What that means is that previous infections and vaccination won't fully protect you from getting sick from XBB, though vaccines are still statistically likely to prevent serious illness, hospitalization or death. Vaccines also make it less likely for long COVID to develop, a condition in which the symptoms of COVID linger for months or even years.
Other research has similarly raised the alarm about how XBB has essentially evolved around some (but not all) strategies for fighting SARS-CoV-2. Some optimistic data suggests that while XBB and its offspring seem to be more contagious and immune evasive, they don't seem to be causing more severe disease. There are many metrics for evaluating the harm from a virus and transmissibility is just one of them.
But again, XBB.1.5 is different than its predecessors. While XBB first emerged in Asia, XBB.1.5 was first detected in New York. It's a home-brewed pathogen. Some recent research suggests that XBB.1.5 isn't any more immune evasive than XBB. Though it is worse than other variants, it could scale even higher, so that's a relief.
What makes XBB.1.5 more of a concern is that it has a mutation in the spike protein that has enhanced its binding affinity. While there may be many different versions of SARS-CoV-2 floating around, all of them work essentially the same way: they worm their way into our cells using a blobby arm on the outside of the virus called a spike protein. This is biology, not art, so this technique can work better or worse depending on the binding affinity.
Not only does this variant seem to have all the immune evasive properties of regular XBB, mutations in the spike protein have increased the binding affinity of XBB.1.5.
The spike protein is the perfect shape to slide into ACE2 receptors, which line many of the cells in our body. ACE2 receptors play many important roles, such as regulating blood pressure. The spike protein fits perfectly into ACE2 like a key into a lock. And then, like a psychopathic burglar, the virus is able to enter the cell and wreak havoc.
There are only slight differences in the genetic codes of these viruses, but the mutations in XBB.1.5 are a big problem. Not only does this variant seem to have all the immune evasive properties of regular XBB, mutations in the spike protein have increased the binding affinity of XBB.1.5. That means it has an even more convincing fake key, so it can enter cells even easier. Instead of a lockpicking kit, XBB.1.5 has a power drill. It kicks the door down way faster.
"So now it's already immune evasive [like XBB]. So it's retaining that property and is also binding to the host receptor as well," Rajnarayanan said. "That means it's highly accelerated. So currently we are seeing rates very similar to the early days of alpha or delta," referring to earlier, fast-spreading and extremely contagious strains of SARS-CoV-2.
To summarize, XBB.1.5 is great at evading immunity, but it doesn't seem to cause more severe hospitalizations or death than other omicron strains. At least, so far. We'll know more as more data presents itself. The increased binding affinity of XBB.1.5 will likely help it spread much faster than the BQ strains that were dominating just a few weeks ago. And as we saw in January 2022, if a strain like omicron is contagious enough, even a relatively "mild" version of the virus can spread chaos just through sheer volume of cases.

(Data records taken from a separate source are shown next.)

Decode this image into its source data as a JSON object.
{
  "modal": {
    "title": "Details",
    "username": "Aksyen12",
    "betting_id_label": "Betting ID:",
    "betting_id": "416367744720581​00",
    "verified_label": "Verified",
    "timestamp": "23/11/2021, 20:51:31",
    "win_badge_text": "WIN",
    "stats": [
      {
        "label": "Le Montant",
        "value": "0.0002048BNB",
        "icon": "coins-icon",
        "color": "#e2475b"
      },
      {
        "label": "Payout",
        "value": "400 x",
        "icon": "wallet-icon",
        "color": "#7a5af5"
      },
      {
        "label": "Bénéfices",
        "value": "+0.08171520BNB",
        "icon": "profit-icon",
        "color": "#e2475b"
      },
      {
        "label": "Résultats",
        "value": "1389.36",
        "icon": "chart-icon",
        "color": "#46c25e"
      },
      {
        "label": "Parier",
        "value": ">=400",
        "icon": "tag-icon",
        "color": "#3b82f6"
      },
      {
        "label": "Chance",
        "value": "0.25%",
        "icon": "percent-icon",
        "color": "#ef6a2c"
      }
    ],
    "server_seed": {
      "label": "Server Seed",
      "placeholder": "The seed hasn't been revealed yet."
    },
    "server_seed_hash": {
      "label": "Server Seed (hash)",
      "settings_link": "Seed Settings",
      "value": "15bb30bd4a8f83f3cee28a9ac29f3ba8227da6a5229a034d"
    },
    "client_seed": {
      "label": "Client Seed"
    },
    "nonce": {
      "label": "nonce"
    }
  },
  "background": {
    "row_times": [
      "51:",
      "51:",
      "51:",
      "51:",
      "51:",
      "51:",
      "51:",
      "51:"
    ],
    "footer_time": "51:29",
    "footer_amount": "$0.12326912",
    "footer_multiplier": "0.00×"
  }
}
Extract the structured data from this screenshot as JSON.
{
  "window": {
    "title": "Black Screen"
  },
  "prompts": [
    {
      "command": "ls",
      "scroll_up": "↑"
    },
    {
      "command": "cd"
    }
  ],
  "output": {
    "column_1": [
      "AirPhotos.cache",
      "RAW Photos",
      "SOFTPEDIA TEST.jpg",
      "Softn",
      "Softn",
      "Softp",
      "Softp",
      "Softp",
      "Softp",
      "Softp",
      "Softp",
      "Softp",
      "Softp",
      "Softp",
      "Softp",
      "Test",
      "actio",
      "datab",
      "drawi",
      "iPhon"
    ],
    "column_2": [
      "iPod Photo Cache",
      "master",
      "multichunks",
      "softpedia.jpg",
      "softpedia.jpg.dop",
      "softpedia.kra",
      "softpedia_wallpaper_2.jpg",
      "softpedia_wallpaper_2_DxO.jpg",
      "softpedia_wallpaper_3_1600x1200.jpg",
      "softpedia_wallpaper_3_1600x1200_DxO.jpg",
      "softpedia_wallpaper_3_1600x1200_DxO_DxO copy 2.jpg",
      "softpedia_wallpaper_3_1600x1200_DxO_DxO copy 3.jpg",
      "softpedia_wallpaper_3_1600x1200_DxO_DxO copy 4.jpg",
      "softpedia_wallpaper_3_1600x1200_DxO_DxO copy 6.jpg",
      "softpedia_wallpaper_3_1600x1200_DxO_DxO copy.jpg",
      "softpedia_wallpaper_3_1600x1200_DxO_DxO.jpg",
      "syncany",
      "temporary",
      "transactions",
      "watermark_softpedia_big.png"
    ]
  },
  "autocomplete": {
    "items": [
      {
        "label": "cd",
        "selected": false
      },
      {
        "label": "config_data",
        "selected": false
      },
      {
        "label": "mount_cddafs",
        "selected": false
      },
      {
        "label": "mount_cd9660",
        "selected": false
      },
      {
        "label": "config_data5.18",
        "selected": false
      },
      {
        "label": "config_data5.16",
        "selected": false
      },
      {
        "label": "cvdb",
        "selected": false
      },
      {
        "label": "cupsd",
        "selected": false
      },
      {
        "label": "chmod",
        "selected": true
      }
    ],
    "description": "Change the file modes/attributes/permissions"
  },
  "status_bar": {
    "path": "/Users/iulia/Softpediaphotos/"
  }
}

And no one who has struggled with the brain damaging aspects of a serious COVID case or the long-term struggle with something like long COVID would describe Omicron as mild. It's too early to tell how much damage XBB.1.5 will cause, but we aren't completely defenseless against this virus either. This is not like January 2020, when we knew relatively little about this virus. As Rajnarayanan noted, experts have predicted from the beginning that virus would keep evolving new ways to keep infecting people. It's up to us to decide if we want to slow its spread or not.